I will not write of all the things we spoke about during that long journey. Enough to say that she had escaped from the king's palace as my father had told me, and had made her way to Goodlands, which she entered by a secret known only to herself, and to the faithful farmer who occupied the kitchen part of the house and looked after the Goodlands estate. Here she was able to remain unmolested. The entrance to the house, she told me, was by a secret underground passage, the opening of which could only be discovered with great difficulty. Here, moreover, were rooms in which her forefathers had been hidden in the days of Queen Mary, the secret of which had defied all searchers.
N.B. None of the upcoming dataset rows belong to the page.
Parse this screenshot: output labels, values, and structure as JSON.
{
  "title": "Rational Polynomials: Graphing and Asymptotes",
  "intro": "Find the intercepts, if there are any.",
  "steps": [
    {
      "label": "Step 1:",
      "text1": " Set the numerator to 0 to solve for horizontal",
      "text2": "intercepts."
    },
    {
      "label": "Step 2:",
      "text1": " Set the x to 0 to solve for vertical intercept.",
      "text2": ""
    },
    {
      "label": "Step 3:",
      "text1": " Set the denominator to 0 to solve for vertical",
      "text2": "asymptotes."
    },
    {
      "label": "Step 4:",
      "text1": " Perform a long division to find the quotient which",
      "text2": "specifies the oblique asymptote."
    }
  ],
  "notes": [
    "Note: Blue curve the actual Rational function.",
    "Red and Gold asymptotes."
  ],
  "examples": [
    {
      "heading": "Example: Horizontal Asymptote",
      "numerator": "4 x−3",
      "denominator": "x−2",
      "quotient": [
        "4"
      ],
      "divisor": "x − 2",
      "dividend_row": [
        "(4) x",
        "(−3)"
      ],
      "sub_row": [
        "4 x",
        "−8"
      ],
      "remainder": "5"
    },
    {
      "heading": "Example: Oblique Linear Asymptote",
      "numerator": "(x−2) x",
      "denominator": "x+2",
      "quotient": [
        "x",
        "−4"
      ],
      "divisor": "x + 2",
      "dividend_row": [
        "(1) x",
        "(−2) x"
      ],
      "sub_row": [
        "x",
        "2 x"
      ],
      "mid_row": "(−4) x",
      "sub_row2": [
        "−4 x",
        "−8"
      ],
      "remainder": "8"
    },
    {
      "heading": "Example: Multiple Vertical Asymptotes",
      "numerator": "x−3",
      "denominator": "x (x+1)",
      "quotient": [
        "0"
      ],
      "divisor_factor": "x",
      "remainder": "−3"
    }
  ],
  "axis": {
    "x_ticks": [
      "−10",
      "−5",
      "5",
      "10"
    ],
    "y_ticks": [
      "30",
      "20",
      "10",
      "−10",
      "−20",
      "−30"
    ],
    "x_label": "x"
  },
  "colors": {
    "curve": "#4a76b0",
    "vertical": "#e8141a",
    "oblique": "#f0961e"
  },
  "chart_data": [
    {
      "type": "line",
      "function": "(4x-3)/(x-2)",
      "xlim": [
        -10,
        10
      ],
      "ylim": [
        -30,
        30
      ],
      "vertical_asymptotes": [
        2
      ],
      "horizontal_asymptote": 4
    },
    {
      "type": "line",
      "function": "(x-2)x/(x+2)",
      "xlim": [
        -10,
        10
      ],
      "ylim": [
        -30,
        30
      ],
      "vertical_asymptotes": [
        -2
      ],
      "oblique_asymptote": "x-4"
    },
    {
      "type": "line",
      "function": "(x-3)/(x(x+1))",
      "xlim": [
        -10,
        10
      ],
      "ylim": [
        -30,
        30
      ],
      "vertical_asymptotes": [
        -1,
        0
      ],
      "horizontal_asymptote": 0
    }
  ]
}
It was here she had hidden Father Solomon, whose real name was John Walters, and her sister Dorcas, and it was from here she had sent her sister to Holland to meet her husband.

She told me, moreover, that this old man, who claimed to be the father of Lucy Walters, had been driven wellnigh mad because of his daughter's shame, and that he had left his wife because she encouraged her child in her evil ways. He had, moreover, become friendly with Sir Charles Denman, who had given him the right to live in the lonely house. For years he had been a student of the occult sciences, in order, he said, to find out the hiding place of the marriage contract between his daughter and the king, and it was here that her sister came, after she, in a fit of religious frenzy, had sought to take the life of General Monk.

Constance told me, moreover, that she had been taught to fear this old man; yet did she visit him for her sister's sake, on the night when we first met. Whether the marriage contract was genuine, or whether it had been forged by the old man or no, she could not tell, neither did she know where he was now. Directly after her sister had escaped to Holland, he also had disappeared; but before he went he declared that he would yet see his daughter owned as the king's wife, while her son should be king of England.

But it was not these things which troubled me as I walked by Constance's side that dark night in March. I was thinking rather of my great love for her, and how I could take her from the hands of her enemies. For she was now all alone in the world. Her father was dead, hanged by the king, while her sister had rejoined her husband, a man whom Constance regarded with fear and anger.

Although she had stayed long at Goodlands, she felt that her stay there must soon come to an end. She could not live much longer under such circumstances, especially as she felt sure that she was suspected of being hidden in the house.

Of the love we confessed one to another I will not write, for that is not the affair of those who may read this; but that she did love me I did not doubt. How could I doubt it when for me she had defied the king? How could I doubt after the way she had sobbed out her love for me in Master John Day's cottage?

Thus it was that the long walk was to me a joy beyond words. At last my love was by my side, and so I did not dread the dark clouds that hung in our sky, I did not fear the enemies which beset her on every hand.

"There is nought for us to fear," I said to her, for at that moment everything seemed possible to me.

"Oh, I have prayed for this so long, so earnestly," she said. "That night when we stood before the king, I wanted to tell you what was in my heart, but—but—" and then she told me again what my heart was hungering to hear.

"We cannot stay in England," I said, "but we can go across the seas, and make a home in New England, even as your Puritan forefathers did. Will you, Constance?"